Wanderley Luxemburgo considera encerrado o ‘‘caso Marcelinho’’ e desde ontem assumiu uma missão que ele entende ser bem mais complicada: convencer psicologicamente os demais jogadores do Corinthians de que o time independe de sua principal estrela para continuar na liderança do Campeonato Brasileiro e eventualmente conquistar o título. ‘‘Agora, eu estou pensando nos outros 24 jogadores do grupo e não no Marcelinho’’, disse.
As armas de Luxemburgo são as conversas, em grupo e em particular, com alguns atletas, e, principalmente, os números do campeonato. No dia em que afastou Marcelinho, momentos antes do clássico com o São Paulo, Luxemburgo disse, na palestra aos jogadores, que eles não deveriam lamentar a ausência de Marcelinho porque era como se ele estivesse suspenso da partida.
Agora, o treinador tem lembrado insistentemente que o time venceu quando não contou com Marcelinho, contra São Paulo e Ponte Preta, e ficou cinco partidas consecutivas sem ganhar (derrotas para Cruzeiro, Santos, Palmeiras e Flamengo e empate com o Goiás) com Marcelinho em campo. ‘‘Já ganhamos sem ele e já perdemos com ele’’, disse Luxemburgo.
O treinador assumiu todo o trabalho de mentalização dos jogadores. A psicóloga Suzy Fleury, do Corinthians e da seleção, está acompanhando o caso à distância. O jogador continua isolado do grupo, treinando em separado. Ontem, ele exercitou-se pela manhã e os demais jogadores, à tarde.

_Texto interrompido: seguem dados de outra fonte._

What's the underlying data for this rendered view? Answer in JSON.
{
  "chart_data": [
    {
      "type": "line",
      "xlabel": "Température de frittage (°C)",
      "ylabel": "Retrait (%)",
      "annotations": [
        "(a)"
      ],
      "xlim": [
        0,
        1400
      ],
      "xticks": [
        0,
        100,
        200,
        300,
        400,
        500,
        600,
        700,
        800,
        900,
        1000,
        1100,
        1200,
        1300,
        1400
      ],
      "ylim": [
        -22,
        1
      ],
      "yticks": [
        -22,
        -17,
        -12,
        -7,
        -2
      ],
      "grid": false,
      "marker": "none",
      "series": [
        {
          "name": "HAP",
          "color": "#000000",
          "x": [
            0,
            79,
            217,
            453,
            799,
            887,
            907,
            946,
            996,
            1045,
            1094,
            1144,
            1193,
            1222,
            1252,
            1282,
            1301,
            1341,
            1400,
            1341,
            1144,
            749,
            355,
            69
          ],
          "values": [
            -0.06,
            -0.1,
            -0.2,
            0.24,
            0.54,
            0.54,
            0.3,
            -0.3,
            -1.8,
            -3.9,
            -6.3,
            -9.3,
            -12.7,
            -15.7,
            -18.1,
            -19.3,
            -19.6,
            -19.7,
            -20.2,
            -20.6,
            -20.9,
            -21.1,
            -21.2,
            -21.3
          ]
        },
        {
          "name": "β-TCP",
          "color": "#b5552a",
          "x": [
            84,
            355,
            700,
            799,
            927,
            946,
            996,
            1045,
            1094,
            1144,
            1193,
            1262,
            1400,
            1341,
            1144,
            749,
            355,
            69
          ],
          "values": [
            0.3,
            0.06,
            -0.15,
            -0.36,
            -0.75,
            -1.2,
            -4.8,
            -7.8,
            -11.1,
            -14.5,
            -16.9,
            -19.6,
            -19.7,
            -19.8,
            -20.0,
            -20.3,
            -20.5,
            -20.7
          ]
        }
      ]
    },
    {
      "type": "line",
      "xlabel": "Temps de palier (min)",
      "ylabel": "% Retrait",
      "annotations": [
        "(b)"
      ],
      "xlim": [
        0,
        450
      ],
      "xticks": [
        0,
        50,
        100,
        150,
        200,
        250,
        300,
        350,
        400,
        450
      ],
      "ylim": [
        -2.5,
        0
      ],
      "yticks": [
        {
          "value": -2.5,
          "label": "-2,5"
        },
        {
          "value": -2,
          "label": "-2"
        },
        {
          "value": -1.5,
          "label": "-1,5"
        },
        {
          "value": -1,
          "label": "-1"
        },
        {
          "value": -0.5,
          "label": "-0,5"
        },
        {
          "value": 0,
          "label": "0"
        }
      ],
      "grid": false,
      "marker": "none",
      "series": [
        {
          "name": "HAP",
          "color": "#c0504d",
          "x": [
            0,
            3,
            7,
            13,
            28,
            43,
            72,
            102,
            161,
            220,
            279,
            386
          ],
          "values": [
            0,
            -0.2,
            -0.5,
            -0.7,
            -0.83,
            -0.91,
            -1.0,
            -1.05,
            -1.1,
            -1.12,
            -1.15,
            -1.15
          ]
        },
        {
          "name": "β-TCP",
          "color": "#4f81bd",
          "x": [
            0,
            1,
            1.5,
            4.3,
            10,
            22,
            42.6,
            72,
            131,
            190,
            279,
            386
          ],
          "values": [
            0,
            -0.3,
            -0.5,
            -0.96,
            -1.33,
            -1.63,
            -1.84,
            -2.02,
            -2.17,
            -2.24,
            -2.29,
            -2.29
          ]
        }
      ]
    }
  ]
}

Luxemburgo já escolheu os substitutos de Marcelinho, até então capitão do time, artilheiro (15 gols) e cobrador oficial de faltas, pênaltis e escanteios. O novo capitão é o zagueiro Gamarra. Rincón deve cobrar as penalidades. Ricardinho, o novo batedor de escanteios, deve cobrar as infrações de curta distância e Batata, de longa distância.